A pesquisa BTG/Nexus sobre a eleição presidencial de 2026 mostra uma virada favorável ao presidente Lula no cenário de segundo turno contra Flávio Bolsonaro. Em março, Lula e o senador bolsonarista estavam empatados em 46%. Na nova rodada, o presidente aparece com 49%, contra 43% de Flávio.
O levantamento foi realizado entre 12 e 14 de junho, com 2.017 eleitores. A margem de erro é de 2 pontos percentuais, com nível de confiança de 95%, e o registro no TSE é BR-06645/2026.
A evolução da série histórica é um dos principais dados positivos para Lula. O presidente saiu de um empate técnico absoluto no início da série para uma vantagem de seis pontos em junho. Flávio Bolsonaro, no mesmo período, perdeu três pontos e ficou estacionado em 43%.
Curva favorável a Lula
No confronto direto, Lula registra trajetória ascendente. Em março, tinha 46%. Em abril, manteve 46%. Em maio, subiu para 47%. Agora, chega a 49%. A progressão revela consolidação de apoio e melhora gradual na disputa contra o nome do bolsonarismo.

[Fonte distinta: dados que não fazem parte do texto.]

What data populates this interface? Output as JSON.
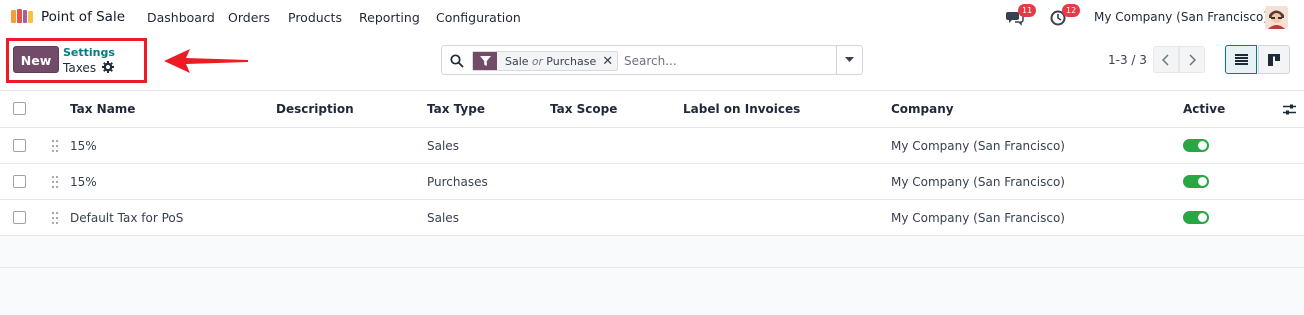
{
  "navbar": {
    "app_name": "Point of Sale",
    "menu": [
      "Dashboard",
      "Orders",
      "Products",
      "Reporting",
      "Configuration"
    ],
    "messages_count": "11",
    "activities_count": "12",
    "company": "My Company (San Francisco)"
  },
  "control_panel": {
    "new_label": "New",
    "breadcrumb_parent": "Settings",
    "breadcrumb_current": "Taxes",
    "search": {
      "facet_value_1": "Sale",
      "facet_separator": "or",
      "facet_value_2": "Purchase",
      "placeholder": "Search..."
    },
    "pager": "1-3 / 3"
  },
  "list": {
    "columns": [
      "Tax Name",
      "Description",
      "Tax Type",
      "Tax Scope",
      "Label on Invoices",
      "Company",
      "Active"
    ],
    "rows": [
      {
        "name": "15%",
        "description": "",
        "type": "Sales",
        "scope": "",
        "label": "",
        "company": "My Company (San Francisco)",
        "active": true
      },
      {
        "name": "15%",
        "description": "",
        "type": "Purchases",
        "scope": "",
        "label": "",
        "company": "My Company (San Francisco)",
        "active": true
      },
      {
        "name": "Default Tax for PoS",
        "description": "",
        "type": "Sales",
        "scope": "",
        "label": "",
        "company": "My Company (San Francisco)",
        "active": true
      }
    ]
  },
  "colors": {
    "brand": "#714b67",
    "link": "#017e84",
    "toggle_on": "#28a745",
    "badge": "#e33b48",
    "annotation": "#ee1b24"
  }
}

Flávio Bolsonaro percorre caminho inverso. Ele começou a série com 46%, caiu para 45% em abril, recuou para 43% em maio e permaneceu com 43% em junho. O dado indica perda de fôlego e dificuldade para recuperar terreno.

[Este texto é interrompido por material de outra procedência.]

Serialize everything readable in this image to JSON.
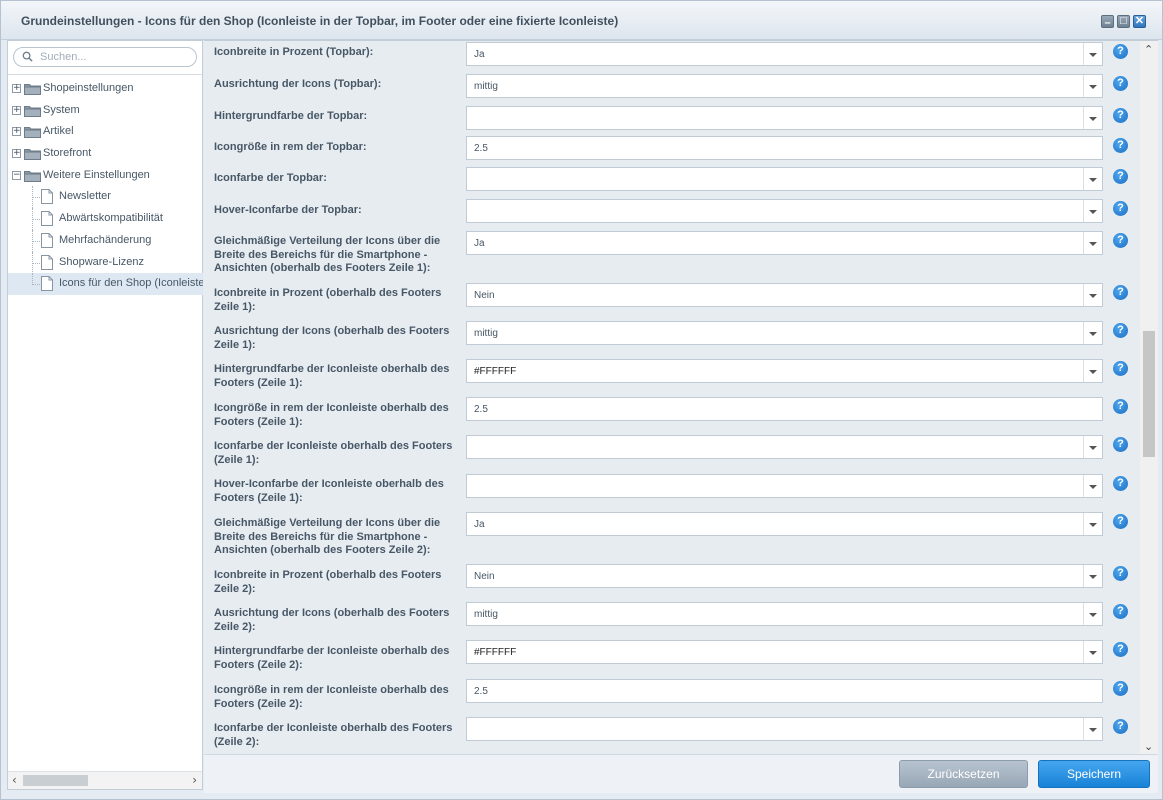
{
  "window": {
    "title": "Grundeinstellungen - Icons für den Shop (Iconleiste in der Topbar, im Footer oder eine fixierte Iconleiste)",
    "minimize_symbol": "–",
    "maximize_symbol": "□",
    "close_symbol": "✕"
  },
  "search": {
    "placeholder": "Suchen..."
  },
  "tree": {
    "folders": [
      {
        "label": "Shopeinstellungen",
        "expander": "+"
      },
      {
        "label": "System",
        "expander": "+"
      },
      {
        "label": "Artikel",
        "expander": "+"
      },
      {
        "label": "Storefront",
        "expander": "+"
      },
      {
        "label": "Weitere Einstellungen",
        "expander": "−"
      }
    ],
    "children": [
      {
        "label": "Newsletter"
      },
      {
        "label": "Abwärtskompatibilität"
      },
      {
        "label": "Mehrfachänderung"
      },
      {
        "label": "Shopware-Lizenz"
      },
      {
        "label": "Icons für den Shop (Iconleiste"
      }
    ]
  },
  "form": {
    "rows": [
      {
        "label": "Iconbreite in Prozent (Topbar):",
        "value": "Ja",
        "type": "select"
      },
      {
        "label": "Ausrichtung der Icons (Topbar):",
        "value": "mittig",
        "type": "select"
      },
      {
        "label": "Hintergrundfarbe der Topbar:",
        "value": "",
        "type": "select"
      },
      {
        "label": "Icongröße in rem der Topbar:",
        "value": "2.5",
        "type": "text"
      },
      {
        "label": "Iconfarbe der Topbar:",
        "value": "",
        "type": "select"
      },
      {
        "label": "Hover-Iconfarbe der Topbar:",
        "value": "",
        "type": "select"
      },
      {
        "label": "Gleichmäßige Verteilung der Icons über die Breite des Bereichs für die Smartphone - Ansichten (oberhalb des Footers Zeile 1):",
        "value": "Ja",
        "type": "select"
      },
      {
        "label": "Iconbreite in Prozent (oberhalb des Footers Zeile 1):",
        "value": "Nein",
        "type": "select"
      },
      {
        "label": "Ausrichtung der Icons (oberhalb des Footers Zeile 1):",
        "value": "mittig",
        "type": "select"
      },
      {
        "label": "Hintergrundfarbe der Iconleiste oberhalb des Footers (Zeile 1):",
        "value": "#FFFFFF",
        "type": "select"
      },
      {
        "label": "Icongröße in rem der Iconleiste oberhalb des Footers (Zeile 1):",
        "value": "2.5",
        "type": "text"
      },
      {
        "label": "Iconfarbe der Iconleiste oberhalb des Footers (Zeile 1):",
        "value": "",
        "type": "select"
      },
      {
        "label": "Hover-Iconfarbe der Iconleiste oberhalb des Footers (Zeile 1):",
        "value": "",
        "type": "select"
      },
      {
        "label": "Gleichmäßige Verteilung der Icons über die Breite des Bereichs für die Smartphone - Ansichten (oberhalb des Footers Zeile 2):",
        "value": "Ja",
        "type": "select"
      },
      {
        "label": "Iconbreite in Prozent (oberhalb des Footers Zeile 2):",
        "value": "Nein",
        "type": "select"
      },
      {
        "label": "Ausrichtung der Icons (oberhalb des Footers Zeile 2):",
        "value": "mittig",
        "type": "select"
      },
      {
        "label": "Hintergrundfarbe der Iconleiste oberhalb des Footers (Zeile 2):",
        "value": "#FFFFFF",
        "type": "select"
      },
      {
        "label": "Icongröße in rem der Iconleiste oberhalb des Footers (Zeile 2):",
        "value": "2.5",
        "type": "text"
      },
      {
        "label": "Iconfarbe der Iconleiste oberhalb des Footers (Zeile 2):",
        "value": "",
        "type": "select"
      }
    ],
    "help_symbol": "?"
  },
  "scroll": {
    "up": "⌃",
    "down": "⌄",
    "left": "‹",
    "right": "›"
  },
  "buttons": {
    "reset_label": "Zurücksetzen",
    "save_label": "Speichern"
  },
  "colors": {
    "accent": "#1882d7",
    "help": "#1b6fc2",
    "reset": "#a8b5c2"
  }
}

Essa diferença de trajetória é politicamente relevante. Em eleições presidenciais, mais importante do que uma fotografia isolada é a tendência. Nesse caso, a tendência favorece Lula: o presidente cresce, enquanto Flávio recua e depois estaciona.
Segundo turno expõe limites de Flávio
O resultado também mostra os limites de Flávio Bolsonaro em um cenário de polarização nacional. O senador consegue manter parte expressiva do eleitorado bolsonarista, mas encontra dificuldade para avançar sobre setores mais amplos da sociedade.
No segundo turno, a disputa exige capacidade de agregar eleitores fora da base ideológica mais fiel. É nesse ponto que Lula aparece em vantagem. O presidente lidera no agregado nacional e também registra desempenho forte em segmentos decisivos, como mulheres, Nordeste, eleitores de baixa renda e beneficiários do Bolsa Família.
A pesquisa mostra que Flávio depende de uma transferência quase integral do voto bolsonarista, mas não consegue, até agora, reduzir a rejeição ao campo político que representa. O senador chega competitivo, mas abaixo de Lula e sem curva de crescimento.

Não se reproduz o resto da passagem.